Bitcoin has been on a rollercoaster ride in the last 24 hours**.
On the evening of March 5, Beijing time, Bitcoin, as the world's largest crypto bank, once broke 69,000 US dollars, a record high, and the total market value of Bitcoin exceeded 13 trillion, a total of 62 so far this year64%。
However, since then, due to the outpouring of capital profits, there has been a lot of peddling in crypto money and silver trading houses, dragging Bitcoin back sharply to $60,000, plummeting by more than 10%.
Affected by the intensifying "peddler", by press time, Bitcoin** hovered around $63,500. According to Coinglass data, nearly 320,000 people around the world have been liquidated. Other small crypto coins such as Dogecoin and Shiba Inu** are around 10% to 12%.
Microstrategy, the world's largest bitcoin company, plunged more than 20% on Tuesday.
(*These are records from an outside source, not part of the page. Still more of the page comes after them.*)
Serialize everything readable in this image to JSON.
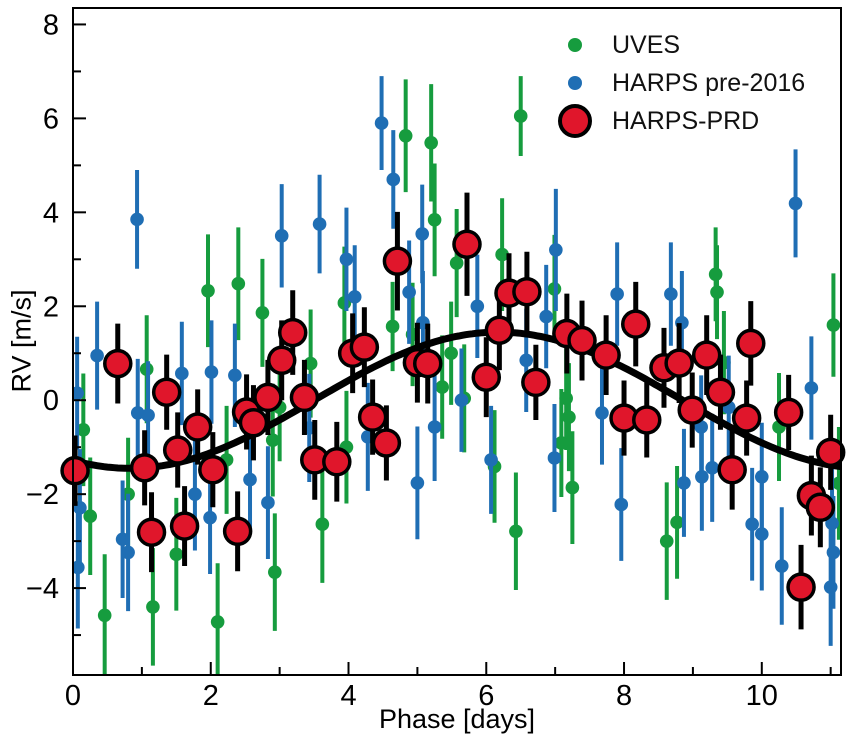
{
  "chart_data": {
    "type": "scatter",
    "title": "",
    "xlabel": "Phase [days]",
    "ylabel": "RV [m/s]",
    "xlim": [
      0,
      11.15
    ],
    "ylim": [
      -5.85,
      8.35
    ],
    "grid": false,
    "legend_position": "upper center-right",
    "x_major_ticks": [
      0,
      2,
      4,
      6,
      8,
      10
    ],
    "x_minor_ticks": [
      1,
      3,
      5,
      7,
      9,
      11
    ],
    "y_major_ticks": [
      -4,
      -2,
      0,
      2,
      4,
      6,
      8
    ],
    "y_minor_ticks": [
      -5,
      -3,
      -1,
      1,
      3,
      5,
      7
    ],
    "colors": {
      "uves_green": "#169c3e",
      "harps_blue": "#1f6eb4",
      "prd_red": "#e0162b",
      "curve_black": "#000000"
    },
    "series": [
      {
        "name": "UVES",
        "marker": {
          "shape": "circle",
          "fill": "#169c3e",
          "edge": null,
          "radius": 6.8
        },
        "errorbar_width": 4,
        "points": [
          [
            0.15,
            -0.63,
            1.2
          ],
          [
            0.25,
            -2.47,
            1.25
          ],
          [
            0.46,
            -4.58,
            1.3
          ],
          [
            0.8,
            -2.0,
            1.2
          ],
          [
            1.07,
            0.66,
            1.15
          ],
          [
            1.16,
            -4.4,
            1.25
          ],
          [
            1.5,
            -3.28,
            1.2
          ],
          [
            1.96,
            2.33,
            1.2
          ],
          [
            2.1,
            -4.72,
            1.25
          ],
          [
            2.23,
            -1.27,
            1.15
          ],
          [
            2.4,
            2.48,
            1.2
          ],
          [
            2.75,
            1.86,
            1.15
          ],
          [
            2.9,
            -0.85,
            1.2
          ],
          [
            2.93,
            -3.66,
            1.25
          ],
          [
            3.0,
            -0.15,
            1.15
          ],
          [
            3.45,
            0.78,
            1.15
          ],
          [
            3.62,
            -2.64,
            1.25
          ],
          [
            3.94,
            2.07,
            1.2
          ],
          [
            3.97,
            -1.0,
            1.2
          ],
          [
            4.64,
            1.57,
            0.95
          ],
          [
            4.83,
            5.63,
            1.2
          ],
          [
            4.93,
            1.4,
            1.1
          ],
          [
            5.2,
            5.48,
            1.25
          ],
          [
            5.25,
            3.84,
            1.2
          ],
          [
            5.36,
            0.28,
            1.1
          ],
          [
            5.49,
            1.0,
            1.1
          ],
          [
            5.57,
            2.92,
            1.15
          ],
          [
            5.68,
            0.04,
            1.15
          ],
          [
            6.12,
            -1.41,
            1.2
          ],
          [
            6.23,
            3.1,
            1.2
          ],
          [
            6.43,
            -2.79,
            1.25
          ],
          [
            6.5,
            6.05,
            0.85
          ],
          [
            6.99,
            2.37,
            1.15
          ],
          [
            7.09,
            -0.91,
            1.15
          ],
          [
            7.16,
            0.04,
            1.1
          ],
          [
            7.2,
            -0.36,
            1.15
          ],
          [
            7.25,
            -1.86,
            1.2
          ],
          [
            8.62,
            -3.0,
            1.25
          ],
          [
            8.77,
            -2.6,
            1.2
          ],
          [
            9.33,
            2.68,
            1.0
          ],
          [
            9.35,
            2.3,
            1.0
          ],
          [
            9.45,
            0.8,
            1.1
          ],
          [
            10.25,
            -0.57,
            1.15
          ],
          [
            11.04,
            1.6,
            1.1
          ],
          [
            11.12,
            -1.77,
            1.2
          ]
        ]
      },
      {
        "name": "HARPS pre-2016",
        "marker": {
          "shape": "circle",
          "fill": "#1f6eb4",
          "edge": null,
          "radius": 6.8
        },
        "errorbar_width": 4,
        "points": [
          [
            0.06,
            0.15,
            1.2
          ],
          [
            0.07,
            -3.56,
            1.3
          ],
          [
            0.1,
            -2.29,
            1.25
          ],
          [
            0.35,
            0.95,
            1.15
          ],
          [
            0.72,
            -2.96,
            1.25
          ],
          [
            0.8,
            -3.24,
            1.25
          ],
          [
            0.93,
            3.85,
            1.05
          ],
          [
            0.94,
            -0.27,
            1.15
          ],
          [
            1.09,
            -0.32,
            1.15
          ],
          [
            1.58,
            0.57,
            1.1
          ],
          [
            1.77,
            -2.0,
            1.2
          ],
          [
            1.99,
            -2.5,
            1.2
          ],
          [
            2.01,
            0.6,
            1.1
          ],
          [
            2.35,
            0.53,
            1.1
          ],
          [
            2.57,
            -1.69,
            1.15
          ],
          [
            2.83,
            -2.18,
            1.2
          ],
          [
            3.03,
            3.5,
            1.1
          ],
          [
            3.43,
            -0.59,
            1.15
          ],
          [
            3.58,
            3.75,
            1.05
          ],
          [
            3.97,
            3.0,
            1.1
          ],
          [
            4.09,
            2.2,
            1.1
          ],
          [
            4.28,
            -0.78,
            1.15
          ],
          [
            4.48,
            5.9,
            1.0
          ],
          [
            4.65,
            4.7,
            1.05
          ],
          [
            4.88,
            2.3,
            1.1
          ],
          [
            5.0,
            -1.76,
            1.2
          ],
          [
            5.07,
            3.54,
            1.05
          ],
          [
            5.08,
            1.65,
            1.1
          ],
          [
            5.25,
            -0.57,
            1.15
          ],
          [
            5.64,
            0.0,
            1.1
          ],
          [
            5.87,
            2.0,
            1.1
          ],
          [
            6.07,
            -1.27,
            1.15
          ],
          [
            6.58,
            0.85,
            1.1
          ],
          [
            6.87,
            1.78,
            1.1
          ],
          [
            6.99,
            -1.23,
            1.15
          ],
          [
            7.01,
            3.2,
            1.3
          ],
          [
            7.68,
            -0.27,
            1.1
          ],
          [
            7.9,
            2.26,
            1.1
          ],
          [
            7.96,
            -2.22,
            1.2
          ],
          [
            8.68,
            2.26,
            1.1
          ],
          [
            8.84,
            1.65,
            1.1
          ],
          [
            8.87,
            -1.76,
            1.15
          ],
          [
            9.12,
            -0.57,
            1.1
          ],
          [
            9.13,
            -1.63,
            1.15
          ],
          [
            9.28,
            -1.44,
            1.15
          ],
          [
            9.52,
            -0.15,
            1.1
          ],
          [
            9.86,
            -2.64,
            1.2
          ],
          [
            10.0,
            -2.85,
            1.2
          ],
          [
            10.0,
            -1.63,
            1.15
          ],
          [
            10.29,
            -3.53,
            1.25
          ],
          [
            10.49,
            4.19,
            1.15
          ],
          [
            10.72,
            0.26,
            1.1
          ],
          [
            11.0,
            -3.98,
            1.25
          ],
          [
            11.02,
            -2.62,
            1.2
          ],
          [
            11.04,
            -3.24,
            1.2
          ]
        ]
      },
      {
        "name": "HARPS-PRD",
        "marker": {
          "shape": "circle",
          "fill": "#e0162b",
          "edge": "#000000",
          "edge_width": 3.5,
          "radius": 13
        },
        "errorbar_width": 5,
        "errorbar_color": "#000000",
        "points": [
          [
            0.03,
            -1.5,
            0.75
          ],
          [
            0.65,
            0.78,
            0.85
          ],
          [
            1.04,
            -1.44,
            0.8
          ],
          [
            1.14,
            -2.81,
            0.85
          ],
          [
            1.36,
            0.17,
            0.8
          ],
          [
            1.52,
            -1.06,
            0.8
          ],
          [
            1.62,
            -2.68,
            0.85
          ],
          [
            1.81,
            -0.57,
            0.8
          ],
          [
            2.03,
            -1.48,
            0.8
          ],
          [
            2.39,
            -2.79,
            0.85
          ],
          [
            2.52,
            -0.25,
            0.8
          ],
          [
            2.62,
            -0.48,
            0.8
          ],
          [
            2.83,
            0.06,
            0.8
          ],
          [
            3.03,
            0.85,
            0.85
          ],
          [
            3.19,
            1.44,
            0.9
          ],
          [
            3.36,
            0.06,
            0.8
          ],
          [
            3.51,
            -1.27,
            0.85
          ],
          [
            3.83,
            -1.31,
            0.85
          ],
          [
            4.06,
            1.0,
            0.85
          ],
          [
            4.23,
            1.13,
            0.85
          ],
          [
            4.35,
            -0.36,
            0.8
          ],
          [
            4.55,
            -0.91,
            0.8
          ],
          [
            4.71,
            2.96,
            1.05
          ],
          [
            5.0,
            0.8,
            0.85
          ],
          [
            5.15,
            0.78,
            0.85
          ],
          [
            5.72,
            3.32,
            1.1
          ],
          [
            6.0,
            0.49,
            0.85
          ],
          [
            6.19,
            1.49,
            0.85
          ],
          [
            6.33,
            2.28,
            0.85
          ],
          [
            6.59,
            2.31,
            0.85
          ],
          [
            6.72,
            0.38,
            0.8
          ],
          [
            7.17,
            1.42,
            0.85
          ],
          [
            7.39,
            1.27,
            0.85
          ],
          [
            7.74,
            0.96,
            0.85
          ],
          [
            8.0,
            -0.38,
            0.8
          ],
          [
            8.17,
            1.62,
            0.9
          ],
          [
            8.33,
            -0.42,
            0.8
          ],
          [
            8.58,
            0.69,
            0.85
          ],
          [
            8.8,
            0.79,
            0.85
          ],
          [
            8.99,
            -0.21,
            0.8
          ],
          [
            9.2,
            0.96,
            0.85
          ],
          [
            9.4,
            0.17,
            0.8
          ],
          [
            9.57,
            -1.48,
            0.85
          ],
          [
            9.78,
            -0.38,
            0.8
          ],
          [
            9.84,
            1.21,
            0.9
          ],
          [
            10.39,
            -0.26,
            0.8
          ],
          [
            10.57,
            -3.98,
            0.9
          ],
          [
            10.72,
            -2.03,
            0.85
          ],
          [
            10.85,
            -2.28,
            0.85
          ],
          [
            11.0,
            -1.11,
            0.8
          ]
        ]
      }
    ],
    "model_curve": {
      "description": "best-fit sinusoidal RV model",
      "color": "#000000",
      "line_width": 7,
      "amplitude": 1.45,
      "mean": 0,
      "period_days": 10.7,
      "ascending_zero_crossing_day": 3.5
    }
  }
}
Between Feb. 15 and Feb. 25, the company sold at a rate of approximately 1$55.4 billion** bought about 3,000 bitcoins, with an average price of about $51,813 per bitcoin.
The last time Bitcoin approached the all-time high of $69,000 was on November 10, 2021, and has since suffered a downward spiral, hitting a low of $16,000 in late 2022 before breaking the $40,000 mark again in December 2023.
Since mid-February, the acceleration of bitcoin has been related to the superposition of a number of factors.
Goldman Sachs' latest statement shows that it estimates that the Fed will cut interest rates aggressively in 2024, at least four times, with the first rate cut starting in June.
Cutting interest rates means lowering borrowing costs, increasing liquidity in the market, and driving more money into other funding sources, including Bitcoin. In addition, savings or timed products with low interest rates will become less attractive to funders, which will also contribute to the further growth of Bitcoin**.
On Wednesday and Thursday, Fed Chairman Jerome Powell will appear in the US Senate and House of Representatives for semi-annual monetary policy hearings, which will be his final exposé speech before the Fed meeting on March 20. At that point, Powell may speak of his views on interest rate cuts. However, many analysts speculate that the Fed has not yet announced a strong signal that it should cut interest rates.
Another trigger for price increases is the upcoming Bitcoin halving in April. The halving thing is a central mechanism of the Bitcoin network, and every 210,000 blocks occur, the block reward of Bitcoin will be halved, aiming to manipulate the issuance speed and total amount of Bitcoin. The "halving" occurs approximately every four years, depending on the speed of block generation on the Bitcoin network.
The important impact of the "halving" thing is that when the volume of new bitcoin is cut, the demand remains the same, and the reduction may lead to *** before the "halving" event in April, buyers and sellers rush to the bitcoin market in the hope of making a profit when the **cut ***.
However, according to JPMorgan Chase, the "halving" event could also have a serious negative impact on the profitability of Bitcoin miners. The statement even warned that the hashrate of the Bitcoin network will drop by 20% after the "halving", which will lead to an increase in the estimated production cost and base of Bitcoin, and Bitcoin may plummet to 4$20,000.
According to CoinMarketCap, until March 5, Beijing time, there are still 48 days left between the halving of Bitcoin.
In addition, in January, the BTC ETF (exchange-traded**) was approved for listing. The U.S.** Board of Buyers and Sellers (SEC) approved 11 spot Bitcoin ETFs, and the first batch of ETFs began trading on January 11. This action lowers the barrier to purchase for Bitcoin, attracting more institutions and funders to the market. Agreeing to go public also boosts the legitimacy of crypto assets.
The market response to the first batch of Bitcoin (BTC) ETFs was very positive, with the trading volume of Bitcoin spot ETFs exceeding $4 billion on the day of listing, and the total trading value of 11 spot Bitcoin ETFs exceeding $3.5 billion. BlackRock's spot Bitcoin ETF (IBIT) reached $10 billion in seven weeks. In terms of financial flows, IBIT is now the third-largest ETF in the United States.